To this end, we establish notions of observationally normalising programs, the well-defined programs, and an observational program equivalence in the presence of inductive-coinductive types and arbitrary recursive specifications. As it turns out, the characterisation of observationally normalising programs is itself an inductive-coinductive predicate. In contrast, the program equivalence is introduced through a modal logic and turns out to be purely coinductive. Given such a program equivalence, we have to ask whether it is well-motivated. An important property of the equivalence is that is allows us to construct 2-categories of types and terms, in which equality captures computations, while 2-cells represent program equivalences. In particular, least fixed point types and greatest fixed point types carry, respectively, pseudo-initial algebras and pseudo-final coalgebras in these 2-categories.

Even though the 2-category theoretical results give us some principles to reason about programs, these principles are not always the most convenient ones to work with. For this reason, we develop in the next step more convenient reasoning techniques: a bisimulation proof method, a syntactic first-order logic that is itself recursive, and an algorithm that operates on fragments of the programming languages. The bisimulation proof method can be enhanced by using so-called up-to techniques, which we demonstrate by showing that the substream relation is transitive. In particular, we use an up-to technique that allows us to use induction inside a bisimulation proof.

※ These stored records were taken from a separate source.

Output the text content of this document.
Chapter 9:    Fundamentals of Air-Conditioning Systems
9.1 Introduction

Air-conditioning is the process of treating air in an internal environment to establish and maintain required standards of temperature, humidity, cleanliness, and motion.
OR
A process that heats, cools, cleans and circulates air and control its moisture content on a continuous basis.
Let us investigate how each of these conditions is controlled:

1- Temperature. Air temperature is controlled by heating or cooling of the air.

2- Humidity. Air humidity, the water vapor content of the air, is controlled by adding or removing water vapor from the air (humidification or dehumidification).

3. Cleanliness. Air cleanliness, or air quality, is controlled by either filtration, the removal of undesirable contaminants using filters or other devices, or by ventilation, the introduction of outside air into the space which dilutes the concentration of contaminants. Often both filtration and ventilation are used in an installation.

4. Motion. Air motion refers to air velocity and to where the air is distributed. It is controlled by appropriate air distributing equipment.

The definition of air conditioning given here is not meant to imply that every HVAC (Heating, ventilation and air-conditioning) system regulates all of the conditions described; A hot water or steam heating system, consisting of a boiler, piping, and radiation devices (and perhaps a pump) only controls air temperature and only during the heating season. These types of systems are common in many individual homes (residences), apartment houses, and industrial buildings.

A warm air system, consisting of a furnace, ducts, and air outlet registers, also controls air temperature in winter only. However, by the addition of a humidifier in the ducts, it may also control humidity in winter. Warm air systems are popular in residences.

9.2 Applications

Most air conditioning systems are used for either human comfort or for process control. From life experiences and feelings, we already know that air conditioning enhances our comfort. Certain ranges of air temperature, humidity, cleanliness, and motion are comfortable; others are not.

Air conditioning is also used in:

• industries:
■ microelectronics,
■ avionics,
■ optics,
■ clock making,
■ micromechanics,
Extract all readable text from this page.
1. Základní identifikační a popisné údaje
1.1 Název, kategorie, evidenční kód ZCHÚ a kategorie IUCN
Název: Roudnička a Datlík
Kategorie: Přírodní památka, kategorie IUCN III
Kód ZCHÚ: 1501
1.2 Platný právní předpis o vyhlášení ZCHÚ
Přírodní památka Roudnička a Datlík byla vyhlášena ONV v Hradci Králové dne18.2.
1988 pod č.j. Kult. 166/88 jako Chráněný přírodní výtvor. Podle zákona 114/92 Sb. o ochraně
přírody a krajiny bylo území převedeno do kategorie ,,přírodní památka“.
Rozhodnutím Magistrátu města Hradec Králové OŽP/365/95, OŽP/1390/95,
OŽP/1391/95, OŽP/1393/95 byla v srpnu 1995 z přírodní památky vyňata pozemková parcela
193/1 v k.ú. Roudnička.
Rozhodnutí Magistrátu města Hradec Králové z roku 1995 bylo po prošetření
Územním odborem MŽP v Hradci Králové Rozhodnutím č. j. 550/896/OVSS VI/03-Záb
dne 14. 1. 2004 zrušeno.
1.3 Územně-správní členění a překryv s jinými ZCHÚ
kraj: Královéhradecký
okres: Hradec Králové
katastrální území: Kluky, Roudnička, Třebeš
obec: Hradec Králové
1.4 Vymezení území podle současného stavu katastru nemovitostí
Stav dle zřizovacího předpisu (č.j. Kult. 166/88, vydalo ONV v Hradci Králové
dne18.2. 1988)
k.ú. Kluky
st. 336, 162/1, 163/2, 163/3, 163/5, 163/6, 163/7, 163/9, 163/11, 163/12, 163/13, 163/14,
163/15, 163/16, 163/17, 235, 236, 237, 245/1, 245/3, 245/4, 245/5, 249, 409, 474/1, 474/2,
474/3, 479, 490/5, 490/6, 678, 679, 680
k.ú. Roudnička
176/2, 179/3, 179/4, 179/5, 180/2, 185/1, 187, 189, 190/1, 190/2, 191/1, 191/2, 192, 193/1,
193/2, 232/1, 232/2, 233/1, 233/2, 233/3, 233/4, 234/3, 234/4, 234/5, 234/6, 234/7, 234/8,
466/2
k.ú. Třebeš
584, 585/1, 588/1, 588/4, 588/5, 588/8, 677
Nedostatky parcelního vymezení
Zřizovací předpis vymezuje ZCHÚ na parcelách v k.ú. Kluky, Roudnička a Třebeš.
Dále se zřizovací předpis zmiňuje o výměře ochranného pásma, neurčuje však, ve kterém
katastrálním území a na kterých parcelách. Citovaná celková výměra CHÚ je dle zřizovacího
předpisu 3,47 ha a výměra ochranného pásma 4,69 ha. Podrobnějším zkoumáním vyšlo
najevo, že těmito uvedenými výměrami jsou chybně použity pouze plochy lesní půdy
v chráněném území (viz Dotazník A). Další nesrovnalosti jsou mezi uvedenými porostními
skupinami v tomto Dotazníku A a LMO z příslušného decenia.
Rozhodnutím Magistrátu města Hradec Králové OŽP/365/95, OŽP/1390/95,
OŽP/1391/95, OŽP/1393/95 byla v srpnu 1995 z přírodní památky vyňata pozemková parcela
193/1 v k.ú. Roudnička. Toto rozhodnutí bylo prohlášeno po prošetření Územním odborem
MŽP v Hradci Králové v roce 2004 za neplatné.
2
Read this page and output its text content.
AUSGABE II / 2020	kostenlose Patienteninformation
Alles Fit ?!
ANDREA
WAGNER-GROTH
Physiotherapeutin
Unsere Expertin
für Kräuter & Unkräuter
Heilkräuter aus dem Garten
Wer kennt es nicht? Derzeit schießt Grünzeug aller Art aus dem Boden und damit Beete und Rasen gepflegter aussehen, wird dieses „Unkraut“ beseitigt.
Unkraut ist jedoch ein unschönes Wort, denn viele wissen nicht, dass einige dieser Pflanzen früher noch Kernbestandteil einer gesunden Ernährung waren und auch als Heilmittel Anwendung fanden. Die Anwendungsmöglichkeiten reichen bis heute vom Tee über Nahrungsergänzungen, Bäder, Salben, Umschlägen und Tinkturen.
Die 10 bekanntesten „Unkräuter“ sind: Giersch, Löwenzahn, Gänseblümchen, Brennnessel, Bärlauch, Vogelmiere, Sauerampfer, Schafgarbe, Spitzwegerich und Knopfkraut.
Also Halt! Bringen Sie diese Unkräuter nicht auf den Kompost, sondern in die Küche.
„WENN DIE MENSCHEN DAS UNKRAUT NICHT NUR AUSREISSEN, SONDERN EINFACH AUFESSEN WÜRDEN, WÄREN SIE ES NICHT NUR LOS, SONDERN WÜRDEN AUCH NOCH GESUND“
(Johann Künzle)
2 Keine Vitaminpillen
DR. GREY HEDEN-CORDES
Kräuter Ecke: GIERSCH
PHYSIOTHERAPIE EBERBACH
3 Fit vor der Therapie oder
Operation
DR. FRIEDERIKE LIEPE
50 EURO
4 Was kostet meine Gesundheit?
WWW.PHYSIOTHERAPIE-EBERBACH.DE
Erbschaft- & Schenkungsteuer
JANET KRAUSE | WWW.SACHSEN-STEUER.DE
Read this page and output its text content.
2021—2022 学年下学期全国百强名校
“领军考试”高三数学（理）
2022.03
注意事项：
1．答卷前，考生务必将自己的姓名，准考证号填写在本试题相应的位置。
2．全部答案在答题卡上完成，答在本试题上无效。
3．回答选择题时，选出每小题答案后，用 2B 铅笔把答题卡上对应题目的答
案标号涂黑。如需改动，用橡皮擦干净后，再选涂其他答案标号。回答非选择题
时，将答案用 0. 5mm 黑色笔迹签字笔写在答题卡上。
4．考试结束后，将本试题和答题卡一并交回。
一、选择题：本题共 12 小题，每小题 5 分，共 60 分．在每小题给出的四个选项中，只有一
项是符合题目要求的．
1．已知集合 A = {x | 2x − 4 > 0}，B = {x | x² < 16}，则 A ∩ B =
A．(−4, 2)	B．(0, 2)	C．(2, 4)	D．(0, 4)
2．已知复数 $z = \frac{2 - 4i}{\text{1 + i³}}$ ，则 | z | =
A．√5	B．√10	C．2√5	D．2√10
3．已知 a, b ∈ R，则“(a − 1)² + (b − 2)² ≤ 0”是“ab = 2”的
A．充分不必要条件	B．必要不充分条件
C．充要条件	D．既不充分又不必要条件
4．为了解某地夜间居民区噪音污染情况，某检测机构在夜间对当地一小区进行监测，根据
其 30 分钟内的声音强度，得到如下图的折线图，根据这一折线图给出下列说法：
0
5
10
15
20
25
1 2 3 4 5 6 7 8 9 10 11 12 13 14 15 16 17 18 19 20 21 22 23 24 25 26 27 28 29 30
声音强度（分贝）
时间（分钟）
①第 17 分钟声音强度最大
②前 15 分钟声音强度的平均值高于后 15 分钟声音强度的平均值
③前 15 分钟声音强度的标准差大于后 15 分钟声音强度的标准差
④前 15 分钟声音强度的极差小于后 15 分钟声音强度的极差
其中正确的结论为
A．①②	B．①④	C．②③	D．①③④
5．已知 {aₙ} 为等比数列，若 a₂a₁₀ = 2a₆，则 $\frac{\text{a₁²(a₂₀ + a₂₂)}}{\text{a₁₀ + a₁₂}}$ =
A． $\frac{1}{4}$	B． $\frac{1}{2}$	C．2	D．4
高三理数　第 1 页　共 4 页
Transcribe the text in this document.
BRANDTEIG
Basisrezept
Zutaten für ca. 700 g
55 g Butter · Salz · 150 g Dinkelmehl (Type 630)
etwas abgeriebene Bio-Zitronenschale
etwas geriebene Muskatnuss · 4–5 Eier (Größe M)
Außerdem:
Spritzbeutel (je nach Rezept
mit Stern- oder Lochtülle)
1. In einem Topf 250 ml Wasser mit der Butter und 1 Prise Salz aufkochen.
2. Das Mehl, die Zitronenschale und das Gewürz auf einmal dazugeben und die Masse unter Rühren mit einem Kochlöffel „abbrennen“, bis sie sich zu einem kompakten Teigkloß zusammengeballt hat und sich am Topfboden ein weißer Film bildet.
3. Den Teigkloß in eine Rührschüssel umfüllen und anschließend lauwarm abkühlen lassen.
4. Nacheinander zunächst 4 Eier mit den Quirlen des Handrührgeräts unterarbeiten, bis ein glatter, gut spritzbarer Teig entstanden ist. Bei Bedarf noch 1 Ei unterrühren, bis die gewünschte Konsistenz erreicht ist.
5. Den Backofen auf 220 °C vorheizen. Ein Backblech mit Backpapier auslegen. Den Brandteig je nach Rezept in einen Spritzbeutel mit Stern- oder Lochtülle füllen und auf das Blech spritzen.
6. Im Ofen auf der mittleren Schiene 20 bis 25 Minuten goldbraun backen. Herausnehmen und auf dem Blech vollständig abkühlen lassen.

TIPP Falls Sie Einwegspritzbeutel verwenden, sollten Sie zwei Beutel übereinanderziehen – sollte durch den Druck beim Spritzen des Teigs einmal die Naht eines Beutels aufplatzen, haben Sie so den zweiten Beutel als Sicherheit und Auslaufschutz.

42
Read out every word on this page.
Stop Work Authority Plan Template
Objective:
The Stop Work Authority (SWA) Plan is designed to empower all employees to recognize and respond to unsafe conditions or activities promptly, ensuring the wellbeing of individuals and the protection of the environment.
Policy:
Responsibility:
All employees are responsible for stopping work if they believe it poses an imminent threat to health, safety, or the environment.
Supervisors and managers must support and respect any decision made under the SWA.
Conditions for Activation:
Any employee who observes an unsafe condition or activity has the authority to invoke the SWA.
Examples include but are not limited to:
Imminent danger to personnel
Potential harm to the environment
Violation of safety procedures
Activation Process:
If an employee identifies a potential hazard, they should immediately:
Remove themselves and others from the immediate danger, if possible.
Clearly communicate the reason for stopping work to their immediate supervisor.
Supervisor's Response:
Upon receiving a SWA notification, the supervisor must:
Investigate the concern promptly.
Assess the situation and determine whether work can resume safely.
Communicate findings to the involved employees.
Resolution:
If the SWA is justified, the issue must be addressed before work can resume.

This setup becomes, unfortunately, rather complex because implementing induction as up-to technique forces a stratification of a mixed inductive-coinductive proof into a coinduction and two inductions. What is worse, the induction proofs must be proven independently of the coinduction, which makes finding the correct induction hypothesis a highly non-trivial task. To overcome such problems, we construe a recursive logic, in which inductive and coinductive proofs are incrementally constructed together. Recursion in proofs of this logic is thereby controlled through the so-called later modality. This modality allows us to ensure the correctness of a proof through each proof rule separately, which makes both proof checking and the soundness proof easy to implement.

Up to this point, the thesis is about programming with simple types, and reasoning about a very specific inductive-coinductive predicate (observational normalisation) and a very specific coinductive relation (observational equivalence). Both are defined in naive set theory, which means that neither are given in a principled manner nor that proofs about them can be directly formally expressed. This clearly violates our aims and is what caused us to invent, for example, a new logic from scratch. The remainder of the thesis deals with this issue in that we develop a category theoretic and a type theoretic approach that allow us to formally express results about simple inductive-coinductive types, and inductive-coinductive predicates and relations. It turns out that inductive-coinductive predicates and relations are best expressed as certain dialgebras in fibrations. This approach subsumes simple types and general dependent types. What is more, we are able to define a class of strictly positive dependent types and reduce them to initial algebras and final coalgebras of polynomial functors. This reduction to minimal requirement allows us to interpret dependent types in well-studied models. The category theoretical approach to dependent types is concluded by an analysis of the logical principles that are available in a fibration that is closed under strictly positive dependent types.

Following the guiding principles of the category theoretical development, we construct also a (syntactic) dependent type theory. This results in a small type theory that is merely based on inductive-coinductive dependent types, yet it admits all basic logical operators like conjunction, implication, quantification etc. Since this type theory is built on iteration and coiteration principles, we are able to show that all terms in that theory are strongly normalising. The thesis is concluded by giving a general induction principle for this type theory and an elaborate example of inductive-coinductive reasoning in Agda.